In many regions of the world with limited access to health providers, nurses play an essential role in reducing the burden of pediatric disease. To help improve the delivery of high-quality healthcare to children worldwide, the Global Health Program at Boston Children's Hospital in Boston, Mass., offers a two-year fellowship program for currently employed nurses. We recently spoke with Michele Morin, RN, MSN, a Global Nursing Fellow who has traveled to Rwanda and Ghana through the program to assist and train local healthcare providers, about her experiences and the differences between pediatric nursing domestically and abroad.
NN: Can you share a little bit about yourself and your nursing career trajectory?
Michele: I received my Bachelor of Science in Nursing (BSN) degree in 1989 and my Master of Science in Nursing (MSN) degree in 2002, which is when I started working at Boston Children’s Hospital as a staff nurse in the emergency department. I held positions as a charge nurse and a nurse manager before transitioning to the clinical nurse specialist role.
NN: What led you to apply to become a Global Nursing Fellow?
Michele: I participated in several medical missions earlier in my career and I have been a member of the Massachusetts-1 Disaster Medical Assistance Team since 2000, so it was a natural progression for me to apply to this wonderful program. I saw the program as an opportunity to have access to Boston Children’s Hospital resources, learn from very experienced and talented clinicians, and expand my experience and knowledge.
NN: What is one difference between caring for children abroad?
Michele: Here in Boston, a child is usually accompanied by many adults who are part of the patient’s care. However, in my experience globally, I dealt primarily with mothers who rarely left the children’s/child’s side. When caring for these vulnerable children, you are essentially caring for their mothers as well. You need to ensure they have a place to care for their child, food for the family and access to healthcare after discharge. One of the beauties of pediatrics is that you get to impact a family!
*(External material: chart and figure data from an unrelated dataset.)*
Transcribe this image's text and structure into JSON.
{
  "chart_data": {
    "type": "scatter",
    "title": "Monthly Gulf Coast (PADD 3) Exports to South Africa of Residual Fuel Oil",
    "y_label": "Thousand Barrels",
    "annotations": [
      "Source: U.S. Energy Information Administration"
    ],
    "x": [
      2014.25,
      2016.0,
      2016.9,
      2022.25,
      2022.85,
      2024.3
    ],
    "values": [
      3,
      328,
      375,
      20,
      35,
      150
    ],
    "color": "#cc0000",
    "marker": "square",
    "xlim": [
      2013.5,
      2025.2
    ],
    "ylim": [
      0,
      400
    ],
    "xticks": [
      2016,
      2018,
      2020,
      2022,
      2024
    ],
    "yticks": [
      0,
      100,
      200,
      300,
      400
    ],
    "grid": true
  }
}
NN: What is the most rewarding aspect of the program?
Michele: The most rewarding aspect is the difference I can make in a child or family’s life. As a Global Nursing Fellow, I can bring the expertise of Boston Children’s Hospital to an area with limited resources and education, and impact them for life.
NN: What is the most challenging aspect of your role at Boston Children’s Hospital? What is the most challenging aspect abroad as a Global Nursing Fellow?
Michele: At the hospital, the most challenging aspects are the complexity of care we see in the emergency department and the dynamics of families. In the emergency department, we constantly meet new challenges and demands and have a short window of time to make a difference, establish trust and to treat each patient. It is a challenge to build trust with a patient or a family when you only meet them for a short time. Time is a challenge abroad as well, because each visit is only two weeks long. You want to accomplish as much as you can, but are limited by time, resources and, at times, cultural boundaries.
NN: How did your background prepare you for this program?
Michele: I have a strong clinical background in pediatric emergency nursing, which prepared me for the unexpected and the need to be flexible. What I felt I needed more preparation with is being patient. At my hospital in the United States, we have access to all areas of expertise within the medical team, which is not always the case globally. I had to learn how to avoid setting unrealistic goals and to work within the system.